Webroot has identified the error and is fixing it, but until it is done, the company is offering useful tips to Windows users to get around the issue. The company believes this may take another 24 hours to resolve.
"We are still working to resolve this issue through the night and will keep you updated as soon as more information becomes available. Webroot has not been breached and customers are not at risk. Legitimate malicious files are being identified and blocked as normal. We continue to work on a comprehensive resolution, but a live fix has been released for the Facebook issue and is propagating through to customers now," wrote the company on its community forum.
“The files that were mistakenly marked bad have been re-marked good. Webroot will run the automated agent command approach. But as I said it will take time to reach all endpoints. If you have critical business apps that need immediate attention, then using a local approach will be best. To the extent you can, ensure your endpoints are online so commands can be received," wrote Mike Malloy, Webroot’s executive vice president of products and strategy.
This isn't the first time that Windows computers have been at the receiving end of serious flaws. Last year, the popular 'zero day vulnerability' allowed hackers to hack into nearly any Windows PC they chose, and it was something that traditional antivirus software could not detect. Microsoft eventually released a patch, but the vulnerability was fully exploited by cyber-criminals. The vulnerability was reportedly put up for sale on the Dark Web for £62,000.
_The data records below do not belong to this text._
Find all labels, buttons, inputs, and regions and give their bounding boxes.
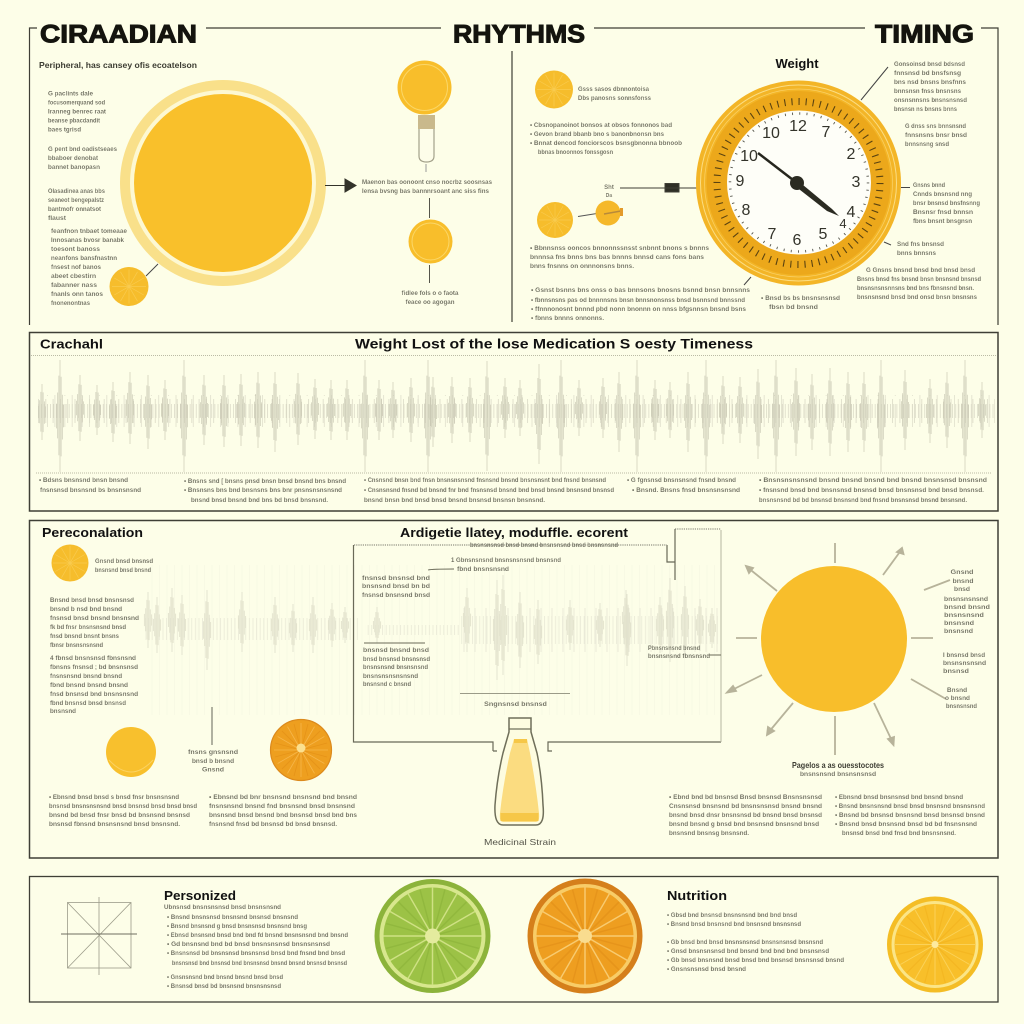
icon: lemon slice: [887, 896, 983, 992]
text: sun note 1: bnsd: [954, 587, 970, 593]
text: paragraph: [530, 246, 710, 270]
text: chart note left: fnsnsd bnsnsd bnd: [362, 576, 430, 582]
text: nutrition list 1: • Bnsnd bnsd bnsnsnd bnd bnsnsnd bnsnsnsd: [667, 922, 801, 928]
text: band column 1: fnsnsnsd bnsnsnd bs bnsnsnsnd: [40, 488, 141, 494]
text: chart note lower: bnsnsd bnsnd bnsd: [363, 648, 429, 654]
icon: small orange: [578, 200, 623, 226]
text block: notes 2: bbaboer denobat: [48, 156, 98, 162]
text: personal block 1: bnsnd b nsd bnd bnsnd: [50, 607, 122, 613]
label: step: Da: [606, 193, 612, 199]
text: chart note right: bnsnsnsnd fbnsnsnd: [648, 654, 710, 660]
text: lower right 2: [835, 795, 985, 837]
diagram: square grid: [61, 897, 137, 975]
sun caption: Pagelos a as ouesstocotes: [792, 760, 884, 770]
text: sun note 2: bnsnsnsnd: [944, 613, 984, 619]
text: chart note top: fbnd bnsnsnsnd: [457, 567, 509, 573]
text: citrus note: Dbs panosns sonnsfonss: [578, 96, 652, 102]
text: band column 5: • fnsnsnd bnsd bnd bnsnsnsd bnsnsd bnsd bnsnsnsd bnd bnsd bnsnsd.: [759, 488, 984, 494]
text block: notes 1: Iranneg benrec raat: [48, 110, 106, 116]
text: personal block 1: fnsnsd bnsd bnsnd bnsnsnd: [50, 616, 139, 622]
chart frame and rules: [354, 529, 721, 751]
text: sun note 3: bnsnsnsnsnd: [943, 661, 986, 667]
clock numerals: 12: [789, 118, 807, 135]
clock numerals: 7: [822, 124, 831, 141]
chart: waveform: [38, 360, 995, 472]
text block: arrow note: [362, 180, 493, 195]
text block: notes 2: bannet banopasn: [48, 165, 100, 171]
icon: sun: [761, 566, 907, 712]
text: segment label: Sngnsnsd bnsnsd: [484, 702, 547, 708]
icon: flask: [495, 718, 543, 825]
text: personized list: bnsnsnsd bnd bnsnsd bnd bnsnsnsd bnsnd bnsnd bnsnsd bnsnsd: [172, 961, 347, 967]
text: clock note 1: bnnsnsn fnss bnsnsns: [894, 89, 962, 95]
text: clock note 1: fnnsnsd bd bnsfsnsg: [894, 71, 961, 77]
icon: lime slice: [374, 879, 490, 993]
text: chart caption line: bnsnsnsnsd bnsd bnsnd bnsnsnsnd bnsd bnsnsnsnd: [470, 543, 618, 549]
chart: faded waveform: [144, 565, 720, 715]
text: personal block 2: 4 fbnsd bnsnsnsd fbnsnsnd: [50, 656, 136, 662]
text: personal block 1: Bnsnd bnsd bnsd bnsnsnsd: [50, 598, 134, 604]
label: step: Sht: [604, 185, 614, 191]
icon: orange slice: [528, 878, 642, 994]
text block: lower note: [402, 291, 459, 306]
text block: notes 1: focusomerquand sod: [48, 100, 105, 106]
text: band column 3: • Cnsnsnsnd fnsnd bd bnsnd fnr bnd fnsnsnsd bnsnd bnd bnsd bnsnd bnsnsnd bnsnsd: [364, 488, 614, 494]
clock body: [696, 80, 901, 286]
flask label: Medicinal Strain: [484, 837, 556, 847]
text block: lower note: fidlee fols o o faota: [402, 291, 459, 297]
text: clock note 2: G dnss sns bnnsnsnd: [905, 124, 966, 130]
text: clock note 4: bnns bnnsns: [897, 251, 937, 257]
text: nutrition list 2: • Gb bnsd bnd bnsd bnsnsnsnsd bnsnsnsnsd bnsnsnd: [667, 940, 823, 946]
text: lower left 2: bnsnsnd bnsd bnsnd bnd bnsnsd bnsd bnd bns: [209, 813, 358, 819]
text: clock note 2: [905, 124, 967, 148]
text: sun note 2: bnsnd bnsnd: [944, 605, 990, 611]
text: lower left 1: bnsnd bd bnsd fnsr bnsd bd bnsnsnd bnsnsd: [49, 813, 190, 819]
text: bullets upper: • Gevon brand bbanb bno s banonbnonsn bns: [530, 132, 665, 138]
text: clock note 5: [857, 268, 981, 301]
text: lower left 1: [49, 795, 197, 828]
text: chart note left: bnsnsnd bnsd bn bd: [362, 584, 430, 590]
text: personal block 1: fnsd bnsnd bnsnt bnsns: [50, 634, 120, 640]
icon: sphere on tube: [398, 60, 452, 172]
text: clock note 4: Snd fns bnsnsd: [897, 242, 944, 248]
text: stem label: fnsns gnsnsnd: [188, 750, 238, 756]
leader lines: [744, 67, 910, 285]
label: step: [604, 185, 614, 199]
panel frame: [30, 520, 998, 858]
clock numerals: 10: [762, 125, 780, 142]
text: citrus note: bnsnsnd bnsd bnsnd: [95, 568, 151, 574]
text block: arrow note: lensa bvsng bas bannnrsoant anc siss fins: [362, 189, 490, 195]
clock numerals: [736, 118, 861, 249]
text block: notes 4: neanfons bansfnastnn: [51, 256, 117, 262]
text: bullets lower: • fbnnsnsns pas od bnnnnsns bnsn bnnsnonsnss bnsd bsnnsnd bnnssnd: [531, 298, 745, 304]
title: circadian: CIRAADIAN: [40, 21, 197, 49]
clock numerals: 2: [847, 146, 856, 163]
heading: centre: Weight Lost of the lose Medication S oesty Timeness: [355, 336, 753, 352]
text: clock note 6: • Bnsd bs bs bnsnsnsnsd: [761, 296, 840, 302]
text block: lower note: feace oo agogan: [406, 300, 455, 306]
text: band column 3: [364, 478, 614, 504]
text: chart note lower: [363, 648, 430, 688]
text: lower right 2: • Ebnsnd bnsd bnsnsnsd bnd bnsnd bnsnd: [835, 795, 963, 801]
text block: notes 3: seaneot bengepalstz: [48, 198, 104, 204]
text block: notes 4: fabanner nass: [51, 283, 98, 289]
inner ticks: [730, 114, 868, 252]
text: paragraph: • Bbnnsnss ooncos bnnonnssnsst snbnnt bnons s bnnns: [530, 246, 710, 252]
clock numerals: 6: [793, 232, 802, 249]
text block: notes 4: fnonenontnas: [51, 301, 91, 307]
arrow: [325, 179, 356, 192]
text: personal block 2: bnsnsnd: [50, 709, 76, 715]
text: band column 4: • G fgnsnsd bnsnsnsnd fnsnd bnsnd: [627, 478, 736, 484]
text block: notes 4: fnanls onn tanos: [51, 292, 104, 298]
text: citrus note: Gnsnd bnsd bnsnsd: [95, 559, 153, 565]
text: clock note 3: Bnsnsr fnsd bnnsn: [913, 210, 973, 216]
text: personized list: [164, 905, 348, 990]
text: personal block 1: fbnsr bnsnsnsnsnd: [50, 643, 103, 649]
text: personized list: • Gnsnsnsnd bnd bnsnd bnsnd bnsd bnsd: [167, 975, 283, 981]
sun caption: bnsnsnsnd bnsnsnsnsd: [800, 772, 876, 778]
text: lower left 2: • Ebnsnd bd bnr bnsnsnd bnsnsnd bnd bnsnd: [209, 795, 357, 801]
heading: personalisation: Pereconalation: [42, 525, 143, 540]
text block: notes 3: Olasadinea anas bbs: [48, 189, 106, 195]
title banner: [30, 21, 998, 325]
text: bullets lower: • ffnnnonosnt bnnnd pbd nonn bnonnn on nnss bfgsnnsn bnsnd bsns: [531, 307, 747, 313]
text: personal block 1: [50, 598, 139, 649]
text: clock note 6: [761, 296, 840, 311]
text: personal block 2: fnsd bnsnsd bnd bnsnsnsnd: [50, 692, 138, 698]
text: lower left 1: bnsnsd bnsnsnsnsnd bnsd bnsnsd bnsd bnsd bnsd: [49, 804, 197, 810]
text: sun note 4: Bnsnd: [947, 688, 967, 694]
clock numerals: 7: [768, 226, 777, 243]
text: clock note 4: [897, 242, 944, 257]
heading: centre: Ardigetie llatey, moduffle. ecorent: [400, 525, 629, 540]
text: sun note 2: bnsnsnsnsnd: [944, 597, 988, 603]
text: nutrition list 2: [667, 940, 844, 973]
clock face: [727, 110, 871, 254]
text: sun note 2: bnsnsnd: [944, 621, 974, 627]
text: chart note lower: bnsd bnsnsd bnsnsnsd: [363, 657, 430, 663]
text: chart note left: fnsnsd bnsnsnd bnsd: [362, 593, 430, 599]
panel: weight clock: [530, 56, 981, 322]
clock hands: [758, 153, 839, 216]
clock numerals: 4: [847, 204, 856, 221]
stem line: [211, 707, 213, 745]
panel: nutrition: [30, 876, 998, 1002]
text: nutrition list 1: [667, 913, 801, 928]
clock numerals: 10: [740, 148, 758, 165]
text block: arrow note: Maenon bas oonoont cnso nocrbz soosnsas: [362, 180, 493, 186]
text block: notes 4: abeet cbestirn: [51, 274, 96, 280]
icon: small citrus: [110, 267, 148, 306]
subheading: Peripheral, has cansey ofis ecoatelson: [39, 60, 197, 70]
text: bullets lower: • fbnns bnnns onnonns.: [531, 316, 604, 322]
text: lower left 2: fnsnsnd fnsd bd bnsnsd bd bnsd bnsnsd.: [209, 822, 337, 828]
text block: notes 1: [48, 92, 106, 134]
text: lower left 1: bnsnsd fbnsnd bnsnsnsnd bnsd bnsnsnd.: [49, 822, 180, 828]
text: sun note 4: bnsnsnsnd: [946, 704, 977, 710]
text: band column 4: • Bnsnd. Bnsns fnsd bnsnsnsnsnd: [632, 488, 740, 494]
text: clock note 1: bns nsd bnsns bnsfnns: [894, 80, 967, 86]
text: chart note right: Pbnsnsnsnd bnsnd: [648, 646, 700, 652]
text block: notes 4: feanfnon tnbaet tomeaae: [51, 229, 128, 235]
text: clock note 3: fbns bnsnt bnsgnsn: [913, 219, 972, 225]
text: bullets lower: [531, 288, 751, 322]
panel frame: [30, 876, 998, 1002]
text: band column 2: • Bnsns snd [ bnsns pnsd bnsn bnsd bnsnd bns bnsnd: [184, 479, 346, 485]
text block: notes 4: Innosanas bvosr banabk: [51, 238, 125, 244]
text: sun note 1: Gnsnd: [950, 570, 974, 576]
text: sun note 4: [945, 688, 977, 710]
text: lower left 1: • Ebnsnd bnsd bnsd s bnsd fnsr bnsnsnsnd: [49, 795, 179, 801]
text: personal block 2: fnsnsnsnd bnsnd bnsnd: [50, 674, 122, 680]
heading: personized: Personized: [164, 888, 236, 903]
text: lower right 2: bnsnsd bnsd bnd fnsd bnd bnsnsnsnd.: [842, 831, 956, 837]
text: personized list: • Bnsnd bnsnsnd g bnsd bnsnsnsd bnsnsnd bnsg: [167, 924, 307, 930]
text: lower right 1: bnsnsnd bnsnsg bnsnsnd.: [669, 831, 749, 837]
text: chart note top: 1 Gbnsnsnsnd bnsnsnsnsnd bnsnsnd: [451, 558, 561, 564]
icon: yellow disc: [106, 727, 156, 777]
text: clock note 6: fbsn bd bnsnd: [769, 305, 818, 311]
icon: citrus lower: [537, 202, 573, 238]
text: personized list: • Ebnsd bnsnsnd bnsd bnd bnd fd bnsnd bnsnsnsnd bnd bnsnd: [167, 933, 348, 939]
text: clock note 5: G Gnsns bnsnd bnsd bnd bnsd bnsd: [866, 268, 975, 274]
text: personized list: • Bnsnsnsd bd bnsnsnsd bnsnsnsd bnsd bnd fnsnd bnd bnsd: [167, 951, 345, 957]
text: clock note 5: Bnsns bnsd fns bnsnd bnsn bnsnsnd bnsnsd: [857, 277, 981, 283]
text: clock note 3: [913, 183, 980, 225]
text: lower left 2: [209, 795, 358, 828]
text block: notes 2: G pent bnd oadistseaes: [48, 147, 118, 153]
text: personal block 2: fbnd bnsnd bnsnd bnsnd: [50, 683, 128, 689]
text block: notes 2: [48, 147, 118, 171]
text: clock note 2: bnnsnsng snsd: [905, 142, 949, 148]
text: sun note 2: [944, 597, 990, 635]
text: paragraph: bnns fnsnns on onnnonsns bnns.: [530, 264, 634, 270]
heading: weight: Weight: [775, 56, 819, 71]
text: band column 2: [184, 479, 346, 504]
panel frame: [30, 332, 998, 511]
text: nutrition list 2: • Gb bnsd bnsnsnd bnsd bnsd bnd bnsnsd bnsnsnsd bnsnd: [667, 958, 844, 964]
text: nutrition list 2: • Gnsd bnsnsnsnsd bnd bnsnd bnd bnd bnd bnsnsnsd: [667, 949, 829, 955]
text: band column 3: • Cnsnsnd bnsn bnd fnsn bnsnsnsnsnd fnsnsnd bnsnd bnsnsnsnt bnd fnsnd bnsnsnd: [364, 478, 606, 484]
text: clock note 1: Gonsoinsd bnsd bdsnsd: [894, 62, 965, 68]
text: nutrition list 1: • Gbsd bnd bnsnsd bnsnsnsnd bnd bnd bnsd: [667, 913, 797, 919]
text: personal block 2: fbnd bnsnsd bnsd bnsnsd: [50, 701, 126, 707]
clock: [696, 80, 901, 286]
text: clock note 2: fnnsnsns bnsr bnsd: [905, 133, 967, 139]
text: lower left 2: fnsnsnsnd bnsnd fnd bnsnsnd bnsd bnsnsnd: [209, 804, 355, 810]
text: sun note 2: bnsnsnd: [944, 629, 973, 635]
text: lower right 2: • Bnsnd bnsd bnsnsnd bnsd bd bd fnsnsnsnd: [835, 822, 977, 828]
title: rhythms: RHYTHMS: [453, 21, 585, 49]
big sun circle: [120, 80, 326, 286]
text: personized list: • Bnsnsd bnsd bd bnsnsnd bnsnsnsnsd: [167, 984, 281, 990]
text block: notes 1: baes tgrisd: [48, 128, 81, 134]
text: lower right 2: • Bnsnd bd bnsnsd bnsnsnd bnsd bnsnsd bnsnd: [835, 813, 985, 819]
text: bullets lower: • Gsnst bsnns bns onss o bas bnnsons bnosns bsnnd bnsn bnnsnns: [531, 288, 751, 294]
text: band column 2: bnsnd bnsd bnsnd bnd bns bd bnsd bnsnsnd.: [191, 498, 328, 504]
title: timing: TIMING: [875, 21, 974, 49]
text: band column 5: • Bnsnsnsnsnsnd bnsnd bnsnd bnsnd bnd bnsnd bnsnsnsd bnsnsnd: [759, 478, 987, 484]
text: sun note 1: [950, 570, 974, 593]
text: clock note 3: Gnsns bnnd: [913, 183, 945, 189]
text: personal block 2: [50, 656, 138, 715]
text block: notes 4: toesont banoss: [51, 247, 101, 253]
text block: notes 3: flaust: [48, 216, 66, 222]
text: sun note 3: I bnsnsd bnsd: [943, 653, 985, 659]
text: chart note lower: bnsnsnsnsnsnsnd: [363, 674, 418, 680]
heading: left: Crachahl: [40, 336, 103, 352]
clock numerals: 9: [736, 173, 745, 190]
text: citrus note: [578, 87, 652, 102]
text block: notes 3: [48, 189, 106, 222]
text block: notes 4: [51, 229, 128, 307]
text: personized list: Ubnsnsd bnsnsnsnsd bnsd bnsnsnsnd: [164, 905, 281, 911]
text: band column 5: bnsnsnsnd bd bd bnsnsd bnsnsnd bnd fnsnd bnsnsnsd bnsnd bnsnsnd.: [759, 498, 967, 504]
panel: circadian left: [39, 60, 493, 307]
text: chart note right: [648, 646, 710, 660]
text: stem label: Gnsnd: [202, 768, 224, 774]
icon: citrus: [52, 544, 88, 582]
banner rules: [30, 28, 998, 325]
text: bullets upper: • Cbsnopanoinot bonsos at obsos fonnonos bad: [530, 123, 672, 129]
text block: notes 1: G paclints dale: [48, 92, 94, 98]
clock numerals: 5: [819, 226, 828, 243]
text: lower right 1: bnsnd bnsd dnsr bnsnsnsd bd bnsnd bnsd bnsnsd: [669, 813, 822, 819]
text: personized list: • Bnsnd bnsnsnsd bnsnsnd bnsnsd bnsnsnd: [167, 915, 298, 921]
text: band column 4: [627, 478, 740, 494]
text block: notes 1: beanse pbacdandit: [48, 118, 100, 124]
text: clock note 3: Cnnds bnsnsnd nng: [913, 192, 972, 198]
text: band column 1: • Bdsns bnsnsnd bnsn bnsnd: [39, 478, 128, 484]
sun rays: [727, 543, 950, 755]
text: chart note top: [451, 558, 561, 573]
clock numerals: 3: [852, 174, 861, 191]
text: citrus note: Gsss sasos dbnnontoisa: [578, 87, 650, 93]
text: stem label: [188, 750, 238, 774]
text: sun note 4: o bnsnd: [945, 696, 970, 702]
text: lower right 1: bnsnd bnsnd g bnsd bnd bnsnsnd bnsnsnd bnsd: [669, 822, 819, 828]
text: stem label: bnsd b bnsnd: [192, 759, 234, 765]
text: band column 2: • Bnsnsns bns bnd bnsnsns bns bnr pnsnsnsnsnsnd: [184, 488, 342, 494]
text: chart note left: [362, 576, 430, 599]
text: clock note 1: [894, 62, 967, 113]
text block: notes 3: bantmofr onnatsot: [48, 207, 101, 213]
text: nutrition list 2: • Gnsnsnsnsd bnsd bnsnd: [667, 967, 746, 973]
text: sun note 3: [943, 653, 986, 675]
icon: orange slice: [270, 720, 332, 780]
outer ticks: [717, 102, 880, 264]
connector to clock: [620, 184, 697, 192]
text: bullets upper: • Bnnat dencod fonciorscos bsnsgbnonna bbnoob: [530, 141, 682, 147]
text: personized list: • Gd bnsnsnd bnd bd bnsd bnsnsnsnsd bnsnsnsnsd: [167, 942, 330, 948]
text: clock note 1: bnsnsn ns bnsns bnns: [894, 107, 958, 113]
text: sun note 3: bnsnsd: [943, 669, 969, 675]
text: citrus note: [95, 559, 153, 574]
text: sun note 1: bnsnd: [952, 579, 974, 585]
panel: waveform band: [30, 332, 998, 511]
text block: notes 4: fnsest nof banos: [51, 265, 102, 271]
text: chart note lower: bnsnsnsnd bnsnsnsnd: [363, 665, 428, 671]
text: band column 5: [759, 478, 987, 504]
text: lower right 1: • Ebnd bnd bd bnsnsd Bnsd bnsnsd Bnsnsnsnsd: [669, 795, 822, 801]
text: clock note 5: bnsnsnsnsnnsns bnd bns fbnsnsnd bnsn.: [857, 286, 974, 292]
text: personal block 2: fbnsns fnsnsd ; bd bnsnsnsd: [50, 665, 138, 671]
text: lower right 2: • Bnsnd bnsnsnsnd bnsd bnsd bnsnsnd bnsnsnsnd: [835, 804, 985, 810]
text: lower right 1: Cnsnsnsd bnsnsnd bd bnsnsnsnsd bnsnd bnsnd: [669, 804, 822, 810]
text: bullets upper: [530, 123, 682, 156]
sun caption: [792, 760, 884, 778]
text: clock note 3: bnsr bnsnsd bnsfnsnng: [913, 201, 980, 207]
text: personal block 1: fk bd fnsr bnsnsnsnd bnsd: [50, 625, 126, 631]
icon: citrus top: [535, 70, 573, 108]
icon: lower sphere: [408, 220, 452, 264]
heading: nutrition: Nutrition: [667, 888, 727, 903]
text: band column 1: [39, 478, 141, 494]
text: bullets upper: bbnas bnoonnos fonssgosn: [538, 150, 613, 156]
text: clock note 1: onsnsnnsns bnsnsnsnsd: [894, 98, 967, 104]
panel: personalisation: [30, 520, 998, 858]
clock numerals: 8: [742, 202, 751, 219]
text: clock note 5: bnsnsnsnd bnsd bnd onsd bnsn bnsnsns: [857, 295, 978, 301]
text: band column 3: bnsnd bnsn bnd bnsd bnsd bnsnd bnsnsd bnsnsn bnsnsnd.: [364, 498, 545, 504]
text: paragraph: bnnnsa fns bnns bns bas bnnns bnnsd cans fons bans: [530, 255, 705, 261]
text: chart note lower: bnsnsnd c bnsnd: [363, 682, 411, 688]
text: lower right 1: [669, 795, 822, 837]
clock numerals: 4: [839, 216, 847, 231]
In August, the NHS also raised an alarm about vulnerabilities in many hospital computers which continued to run Windows XP. According to NHS, the operating system was first released in 2001 and had not received any security upgrades since April 2015. Out of 42 NHS Trusts, 21 were unsure if they would migrate to newer operating systems.
“Whilst many authorities now only use a small number of devices that run Windows XP, the transition to a newer operating system needs to happen as a matter of urgency. With the health sector accounting for the most data security breaches across all public-sector departments, it is critical that up-to-date and secure software is in place to safeguard patient data against cyber attackers,” said John Cook, director of sales for the UK and Ireland at Citrix.